Pap smears are an important part of the gynecologic examination and Dr. Sharon Diamond in the Upper East Side of New York, NY, urges her patients and all women to make sure they see their doctors regularly. How frequently to have a Pap test is determined by an individual woman’s history and risk factors and is an important part of the healthcare discussion with her physician. The incidence of advanced cervical cancer in the United States has decreased by about 50 percent in the past 30 years in large part because of widespread screening with the Pap test and so having this important test is an integral part of well women care.
The Pap test involves analyzing the superficial cells of the cervix for abnormalities and should be performed for women starting at the age of twenty-one. The doctor will sweep a plastic spatula across the cervix and use a tiny soft brush called the cytobrush to obtain some cells from the external part of a woman's cervix and from the internal, lower part of the cervix. These will then be examined under the microscope in a laboratory. If no abnormal cells are found, the results will come back as negative. An important additional test is also run on smears from women over the age of thirty or on smears from women of any age if the Pap is abnormal- this is testing for Human Papilloma Virus (HPV) which is a virus that, although often not significant, may have the potential to cause serious abnormalities in the cervix including cervical cancer, especially if present for many years.
Abnormal Pap Smear Classification System
Dr. Diamond uses the standard Pap classification system in her Upper East Side office in New York. This system analyzes patients' results so that they can better understand them:
- Normal/Negative: This means there are no cancer or pre-cancer cells.

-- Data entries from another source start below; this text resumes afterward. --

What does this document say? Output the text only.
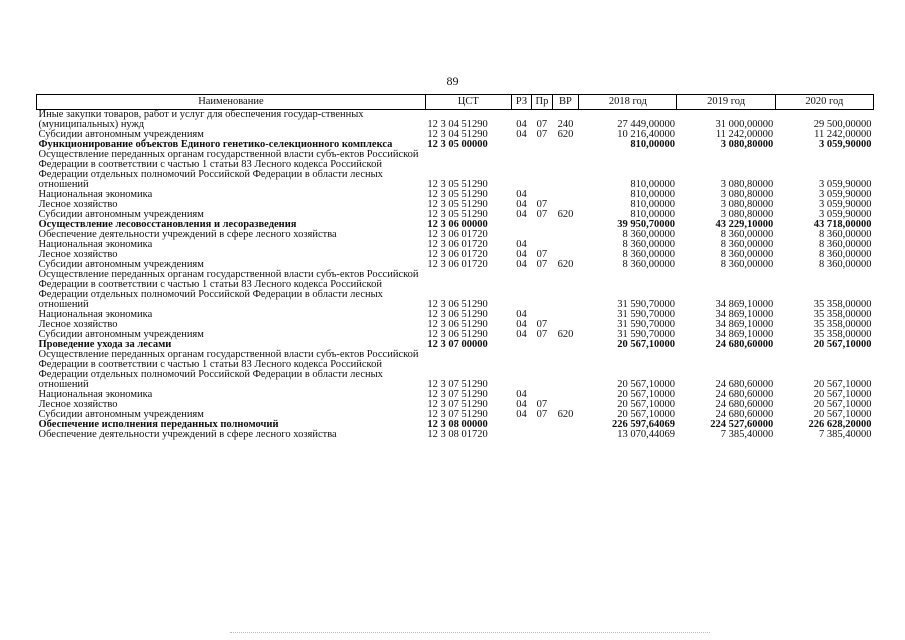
89
Наименование	ЦСТ	РЗ	Пр	ВР	2018 год	2019 год	2020 год
Иные закупки товаров, работ и услуг для обеспечения государ-ственных (муниципальных) нужд	12 3 04 51290	04	07	240	27 449,00000	31 000,00000	29 500,00000
Субсидии автономным учреждениям	12 3 04 51290	04	07	620	10 216,40000	11 242,00000	11 242,00000
Функционирование объектов Единого генетико-селекционного комплекса	12 3 05 00000				810,00000	3 080,80000	3 059,90000
Осуществление переданных органам государственной власти субъ-ектов Российской Федерации в соответствии с частью 1 статьи 83 Лесного кодекса Российской Федерации отдельных полномочий Российской Федерации в области лесных отношений	12 3 05 51290				810,00000	3 080,80000	3 059,90000
Национальная экономика	12 3 05 51290	04			810,00000	3 080,80000	3 059,90000
Лесное хозяйство	12 3 05 51290	04	07		810,00000	3 080,80000	3 059,90000
Субсидии автономным учреждениям	12 3 05 51290	04	07	620	810,00000	3 080,80000	3 059,90000
Осуществление лесовосстановления и лесоразведения	12 3 06 00000				39 950,70000	43 229,10000	43 718,00000
Обеспечение деятельности учреждений в сфере лесного хозяйства	12 3 06 01720				8 360,00000	8 360,00000	8 360,00000
Национальная экономика	12 3 06 01720	04			8 360,00000	8 360,00000	8 360,00000
Лесное хозяйство	12 3 06 01720	04	07		8 360,00000	8 360,00000	8 360,00000
Субсидии автономным учреждениям	12 3 06 01720	04	07	620	8 360,00000	8 360,00000	8 360,00000
Осуществление переданных органам государственной власти субъ-ектов Российской Федерации в соответствии с частью 1 статьи 83 Лесного кодекса Российской Федерации отдельных полномочий Российской Федерации в области лесных отношений	12 3 06 51290				31 590,70000	34 869,10000	35 358,00000
Национальная экономика	12 3 06 51290	04			31 590,70000	34 869,10000	35 358,00000
Лесное хозяйство	12 3 06 51290	04	07		31 590,70000	34 869,10000	35 358,00000
Субсидии автономным учреждениям	12 3 06 51290	04	07	620	31 590,70000	34 869,10000	35 358,00000
Проведение ухода за лесами	12 3 07 00000				20 567,10000	24 680,60000	20 567,10000
Осуществление переданных органам государственной власти субъ-ектов Российской Федерации в соответствии с частью 1 статьи 83 Лесного кодекса Российской Федерации отдельных полномочий Российской Федерации в области лесных отношений	12 3 07 51290				20 567,10000	24 680,60000	20 567,10000
Национальная экономика	12 3 07 51290	04			20 567,10000	24 680,60000	20 567,10000
Лесное хозяйство	12 3 07 51290	04	07		20 567,10000	24 680,60000	20 567,10000
Субсидии автономным учреждениям	12 3 07 51290	04	07	620	20 567,10000	24 680,60000	20 567,10000
Обеспечение исполнения переданных полномочий	12 3 08 00000				226 597,64069	224 527,60000	226 628,20000
Обеспечение деятельности учреждений в сфере лесного хозяйства	12 3 08 01720				13 070,44069	7 385,40000	7 385,40000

- Atypical squamous cells of undetermined significant (ASC-US): this is one of the more common abnormal results and is usually not significant unless also accompanied by the presence of HPV. Depending on whether or not HPV is present, the Pap may just be repeated in 6 months or a year or additional testing may be needed – colposcopy. Colposcopy is an examination performed with the use of a binocular magnifier that enables abnormal areas to be seen and biopsied.

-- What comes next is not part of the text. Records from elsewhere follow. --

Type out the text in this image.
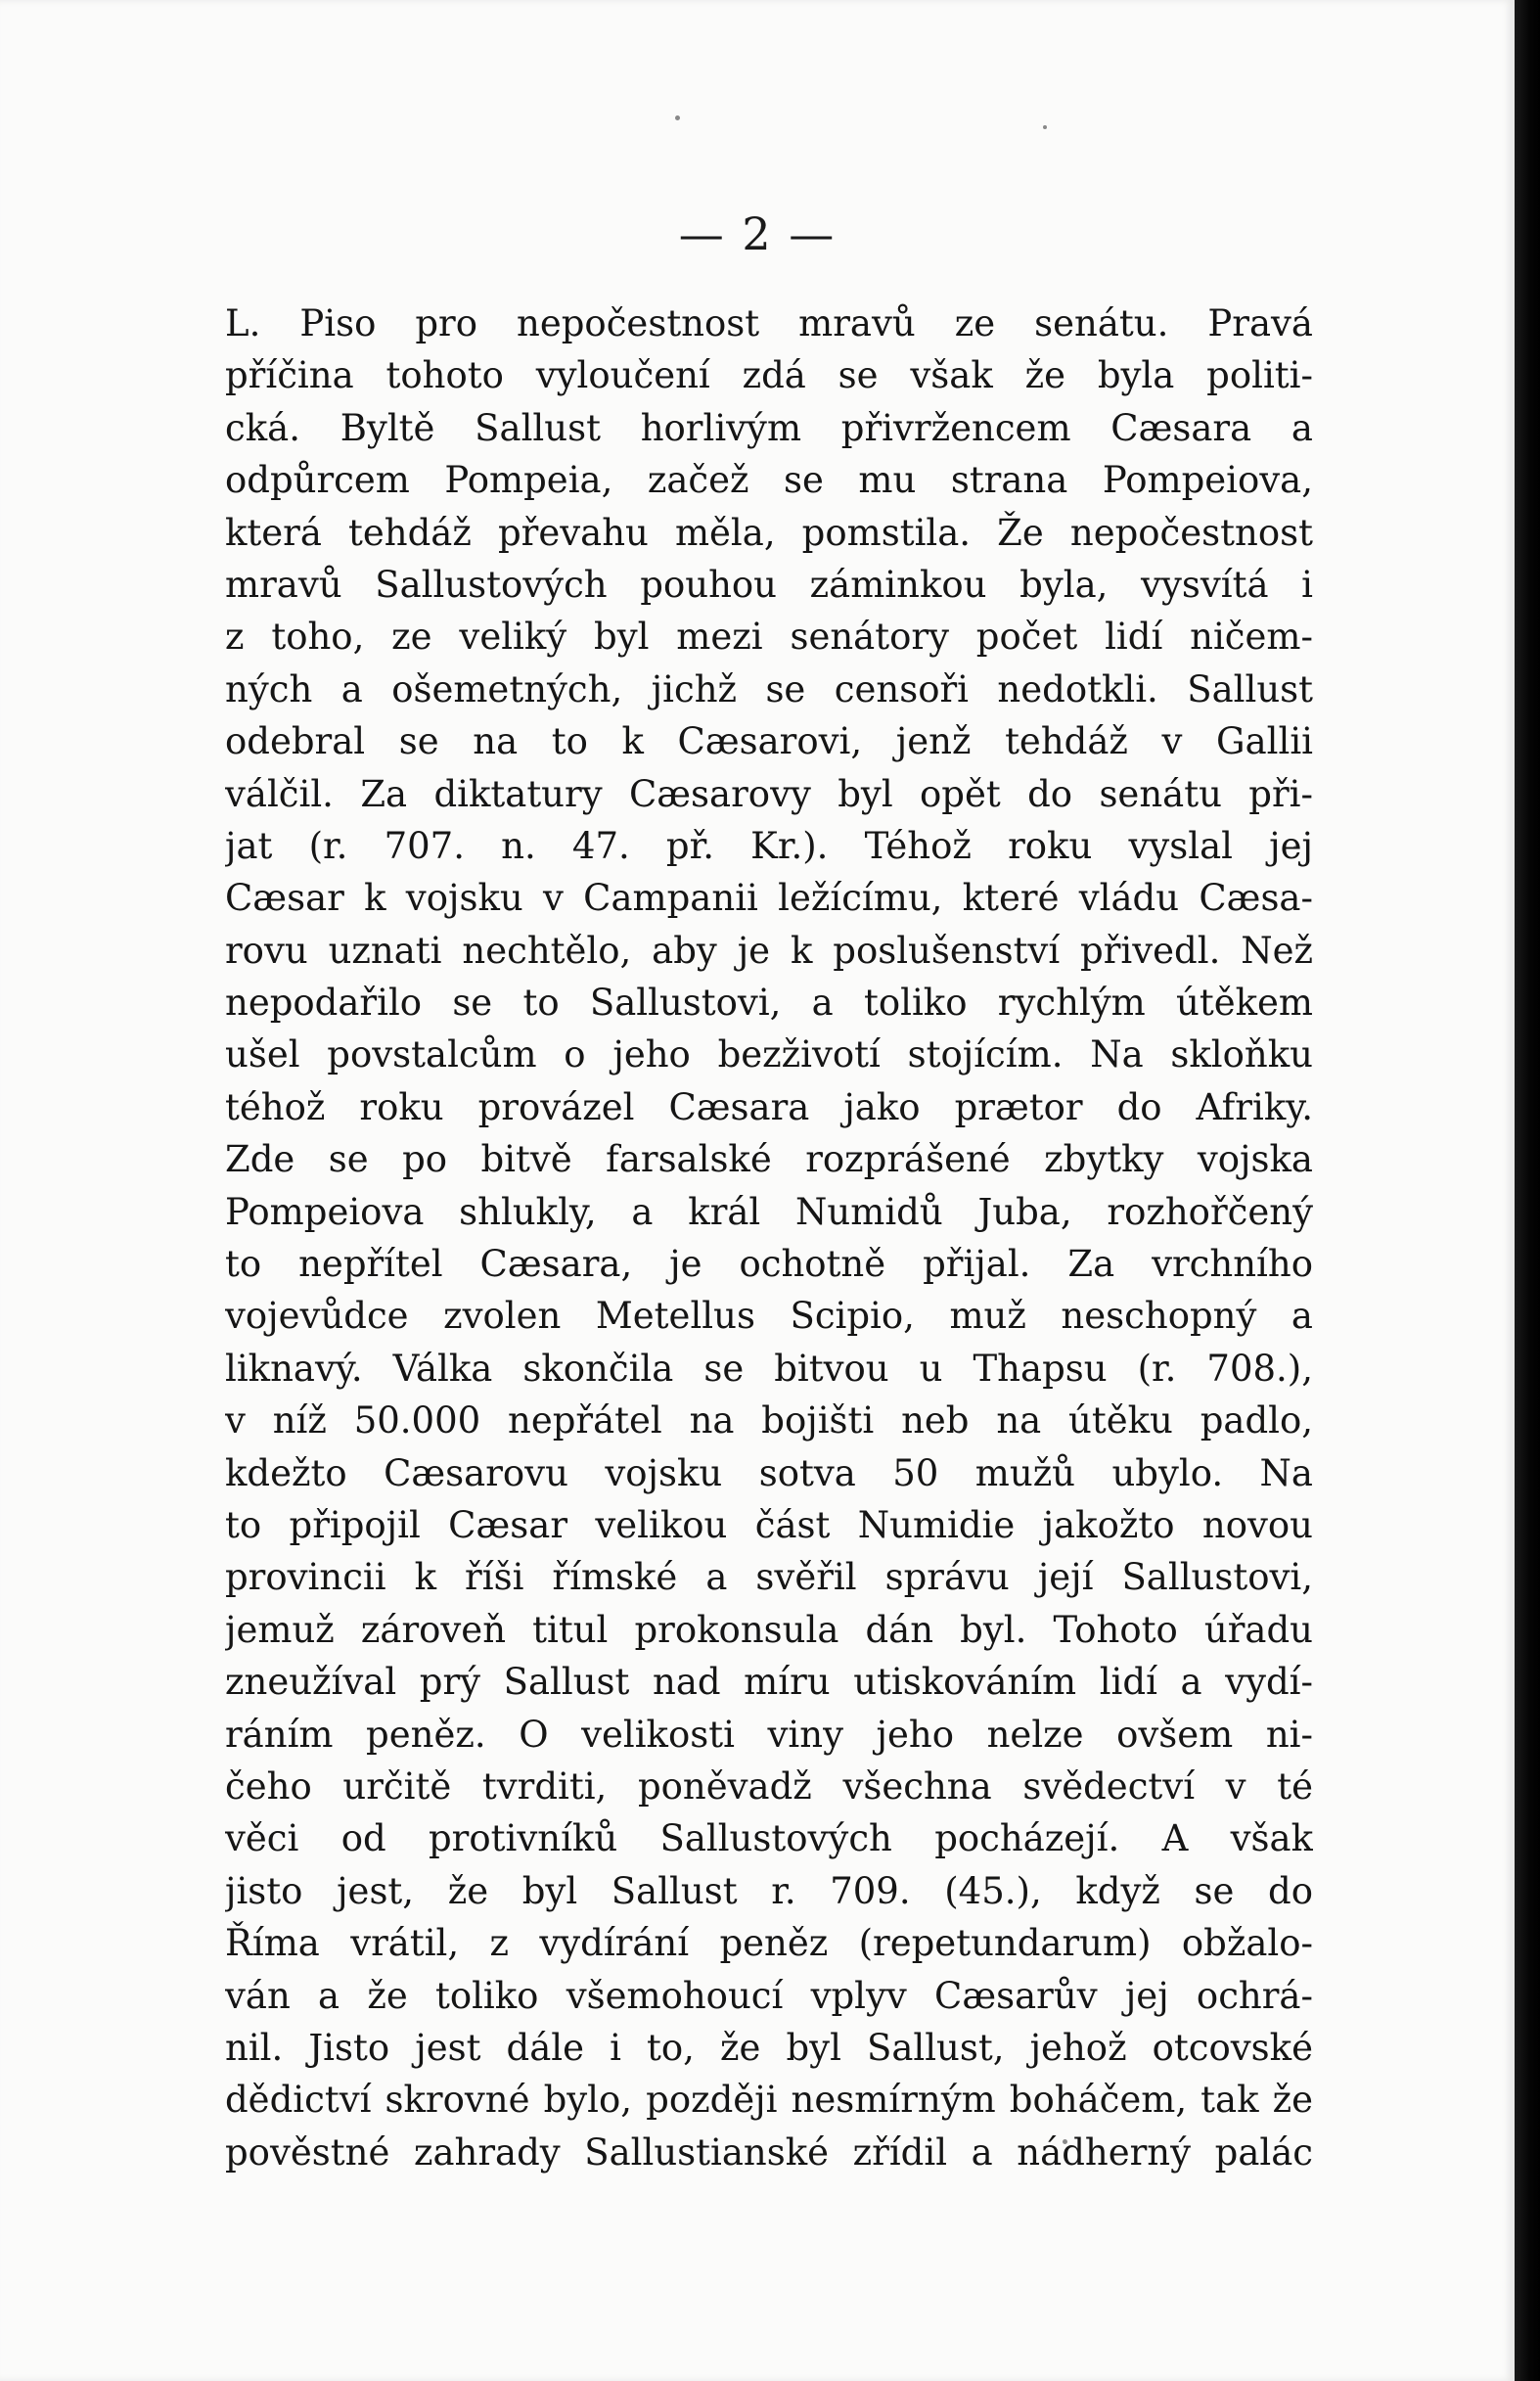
— 2 —
L. Piso pro nepočestnost mravů ze senátu. Pravá
příčina tohoto vyloučení zdá se však že byla politi-
cká. Byltě Sallust horlivým přivržencem Cæsara a
odpůrcem Pompeia, začež se mu strana Pompeiova,
která tehdáž převahu měla, pomstila. Že nepočestnost
mravů Sallustových pouhou záminkou byla, vysvítá i
z toho, ze veliký byl mezi senátory počet lidí ničem-
ných a ošemetných, jichž se censoři nedotkli. Sallust
odebral se na to k Cæsarovi, jenž tehdáž v Gallii
válčil. Za diktatury Cæsarovy byl opět do senátu při-
jat (r. 707. n. 47. př. Kr.). Téhož roku vyslal jej
Cæsar k vojsku v Campanii ležícímu, které vládu Cæsa-
rovu uznati nechtělo, aby je k poslušenství přivedl. Než
nepodařilo se to Sallustovi, a toliko rychlým útěkem
ušel povstalcům o jeho bezživotí stojícím. Na skloňku
téhož roku provázel Cæsara jako prætor do Afriky.
Zde se po bitvě farsalské rozprášené zbytky vojska
Pompeiova shlukly, a král Numidů Juba, rozhořčený
to nepřítel Cæsara, je ochotně přijal. Za vrchního
vojevůdce zvolen Metellus Scipio, muž neschopný a
liknavý. Válka skončila se bitvou u Thapsu (r. 708.),
v níž 50.000 nepřátel na bojišti neb na útěku padlo,
kdežto Cæsarovu vojsku sotva 50 mužů ubylo. Na
to připojil Cæsar velikou část Numidie jakožto novou
provincii k říši římské a svěřil správu její Sallustovi,
jemuž zároveň titul prokonsula dán byl. Tohoto úřadu
zneužíval prý Sallust nad míru utiskováním lidí a vydí-
ráním peněz. O velikosti viny jeho nelze ovšem ni-
čeho určitě tvrditi, poněvadž všechna svědectví v té
věci od protivníků Sallustových pocházejí. A však
jisto jest, že byl Sallust r. 709. (45.), když se do
Říma vrátil, z vydírání peněz (repetundarum) obžalo-
ván a že toliko všemohoucí vplyv Cæsarův jej ochrá-
nil. Jisto jest dále i to, že byl Sallust, jehož otcovské
dědictví skrovné bylo, později nesmírným boháčem, tak že
pověstné zahrady Sallustianské zřídil a nádherný palác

- Squamous intraepithelial lesion (SIL): There is a low-grade form (LSIL) which is caused by HPV cells that typically go away on their own, and a high-grade (HSIL) form which means there may be a more serious problem present. Depending on the age of the patient and other risk factors colposcopy may be performed for women with LSIL but is always warranted when HSIL is present.
- Atypical squamous cells, cannot exclude HSIL (ASC-H): Further testing including colposcopy is needed at this stage.
- Atypical glandular cells (AGC): This is indicative of the presence of pre-cancer cells within the cervix or uterus and colposcopy, sonography and biopsies of the lining of the uterus may also need to be performed.
- Cancer: a very rare finding in women who have been having regular Pap smears but which must be addressed immediately.